Widodo yang saat ini sedang ada di Jepang menyatakan nantinya pengelolaan benda sitaan dan harta rampasan akan dikelola dalam satu pintu dan satu komando yaitu Rupbasan. Saat ini pengelolaannya tercecer di lebih dari 15 instansi penyidik/penyidik PNS (PPNS).
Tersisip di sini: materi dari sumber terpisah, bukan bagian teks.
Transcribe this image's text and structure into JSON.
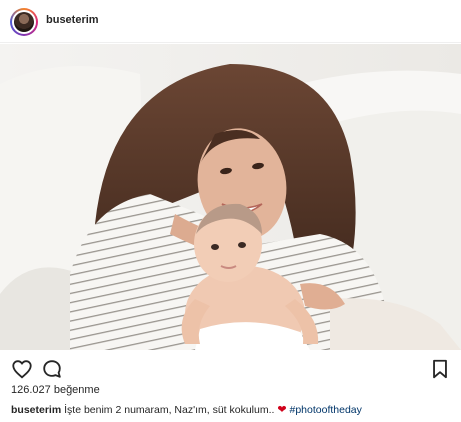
{
  "header": {
    "username": "buseterim"
  },
  "photo": {
    "alt_icon": "photo-image"
  },
  "actions": {
    "like_icon": "heart-outline-icon",
    "comment_icon": "comment-bubble-icon",
    "save_icon": "bookmark-icon"
  },
  "likes": {
    "count": "126.027",
    "label": "beğenme"
  },
  "caption": {
    "username": "buseterim",
    "text": "İşte benim 2 numaram, Naz'ım, süt kokulum..",
    "heart": "❤",
    "hashtag": "#photooftheday"
  },
  "colors": {
    "hashtag": "#003569",
    "heart": "#d0021b",
    "text": "#262626"
  }
}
SCROLL TO CONTINUE WITH CONTENT
Oleh sebab itu, pihaknya telah mengundang berbagai instansi terkait yang bersentuhan langsung dengan benda sitaan dan benda rampasan di kantor Kemenkum HAM pada Kamis (18/5). Hadir dalam diskusi pembahasan itu di antaranya adalah Kementerian Setneg, Kementerian Keuangan, Kepolisian, Kejaksaan, Mahkamah Agung serta tuan rumah yang diwakili oleh Direktorat Rupbasan Kemenhum HAM dan Direktorat Perancangan Peraturan Perundang-undangan Kemenkum HAM.
Dalam pembahasan tersebut semua kementerian dan lembaga sepakat pentingnya untuk membenahi regulasi tentang tata kelola Rupbasan ini diatur dalam bentuk Rancangan Perpres dan pengaturannya tidak boleh bertentangan dengan peraturan perundang-undangan yang lebih tinggi.
![]() |
Widodo yakin dalam hitungan bulan Perpres itu akan segera selesai dan pengelolaan aset negara itu segera dikelola dalam satu pintu.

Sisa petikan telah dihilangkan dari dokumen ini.